In order to make creative science education can truly train creative talents who can transform creative ideas into products, in addition to creating external conditions such as cultural atmosphere and resource space, it is finally necessary to return to education itself. To improve the maker education system, teachers are first required to have a deep understanding of the core concept of makers, and set the content and form of the course according to the actual needs of students, focusing on the cross-cutting, advanced and integrated curriculum characteristics of maker education. Secondly, teachers should pay attention to the balance of “teaching and doing”. In the aspect of “teaching”, teachers should abandon the traditional teaching mode of infusing or lecturing, and play the role of “enlightener” and “guide”. In the aspect of “learning”, we should pay attention to the mobilization of students’ enthusiasm and initiative, and introduce such classroom learning forms as inquiry, discussion and collaboration. In terms of “doing”, it is necessary to create rich and diversified forms of practice, such as online + offline, in-class + extracurricular forms.
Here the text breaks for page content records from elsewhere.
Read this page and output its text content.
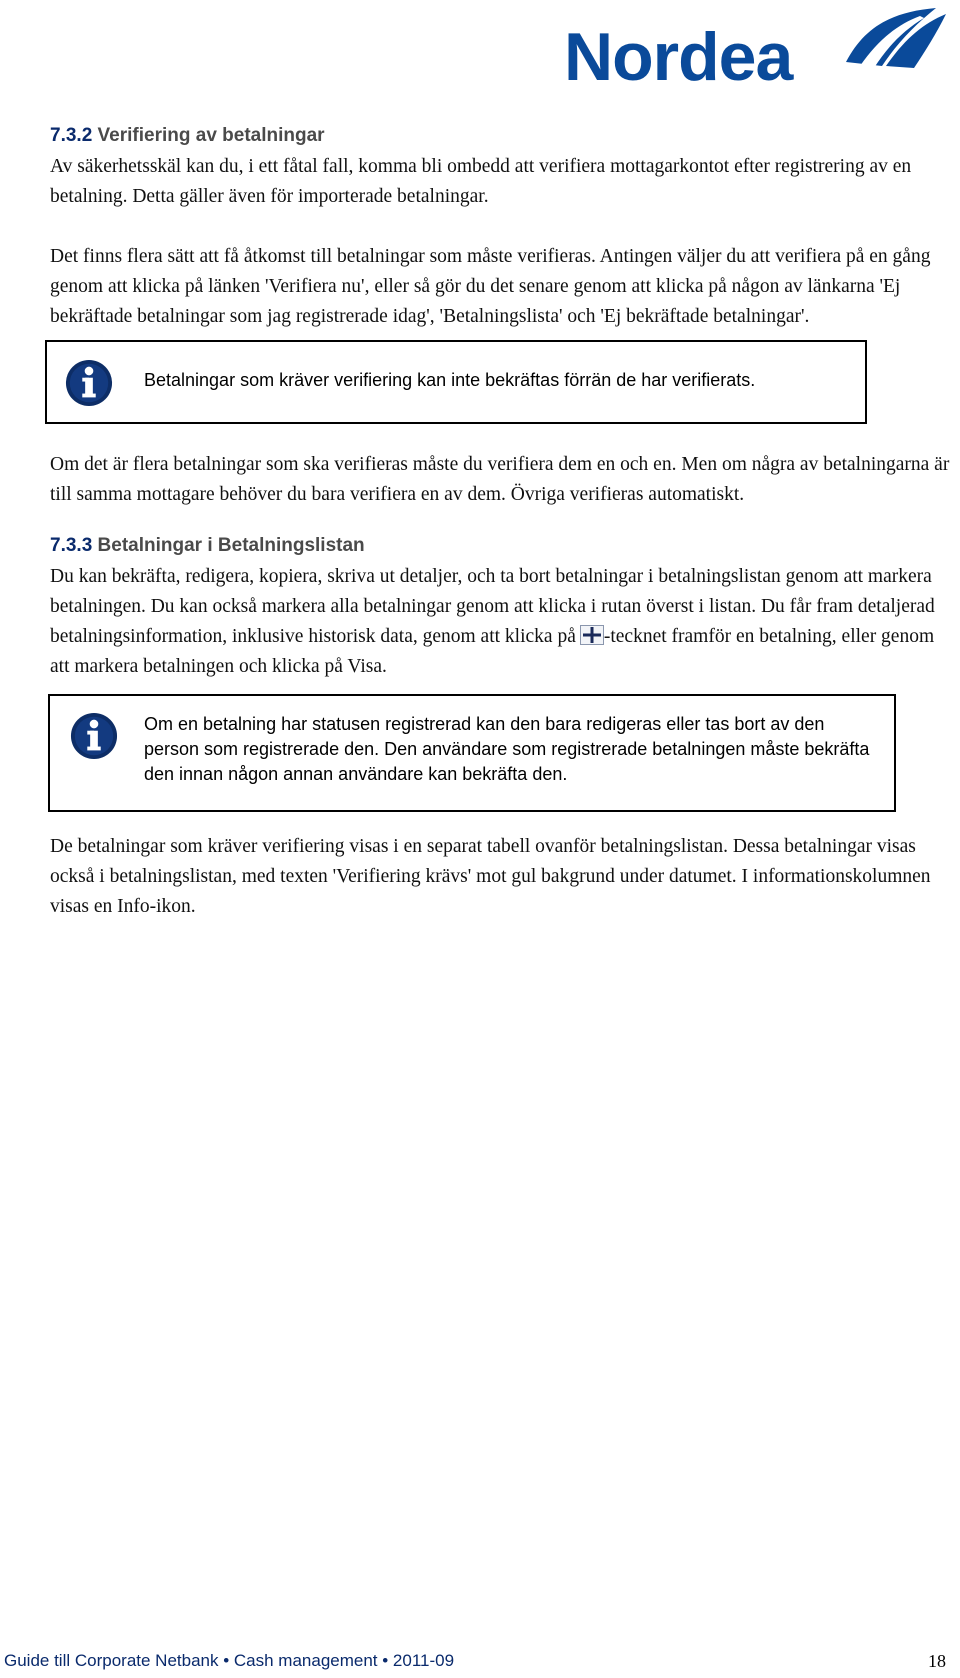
Nordea
7.3.2 Verifiering av betalningar

Av säkerhetsskäl kan du, i ett fåtal fall, komma bli ombedd att verifiera mottagarkontot efter registrering av en betalning. Detta gäller även för importerade betalningar.

Det finns flera sätt att få åtkomst till betalningar som måste verifieras. Antingen väljer du att verifiera på en gång genom att klicka på länken 'Verifiera nu', eller så gör du det senare genom att klicka på någon av länkarna 'Ej bekräftade betalningar som jag registrerade idag', 'Betalningslista' och 'Ej bekräftade betalningar'.

Betalningar som kräver verifiering kan inte bekräftas förrän de har verifierats.

Om det är flera betalningar som ska verifieras måste du verifiera dem en och en. Men om några av betalningarna är till samma mottagare behöver du bara verifiera en av dem. Övriga verifieras automatiskt.

7.3.3 Betalningar i Betalningslistan

Du kan bekräfta, redigera, kopiera, skriva ut detaljer, och ta bort betalningar i betalningslistan genom att markera betalningen. Du kan också markera alla betalningar genom att klicka i rutan överst i listan. Du får fram detaljerad betalningsinformation, inklusive historisk data, genom att klicka på -tecknet framför en betalning, eller genom att markera betalningen och klicka på Visa.

Om en betalning har statusen registrerad kan den bara redigeras eller tas bort av den person som registrerade den. Den användare som registrerade betalningen måste bekräfta den innan någon annan användare kan bekräfta den.

De betalningar som kräver verifiering visas i en separat tabell ovanför betalningslistan. Dessa betalningar visas också i betalningslistan, med texten 'Verifiering krävs' mot gul bakgrund under datumet. I informationskolumnen visas en Info-ikon.

Guide till Corporate Netbank • Cash management • 2011-09	18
It is better to optimize the existing course evaluation methods. In the context of artificial intelligence, curriculum evaluation should meet the needs of students’ personalized and diversified development. The process, dynamic, personalized and data-oriented evaluation methods such as project evaluation, process evaluation and parameter evaluation can be appropriately adopted to make the course feedback obtained by students more objective and comprehensive, reflecting the characteristics of scientific, comprehensive and sustainable maker education.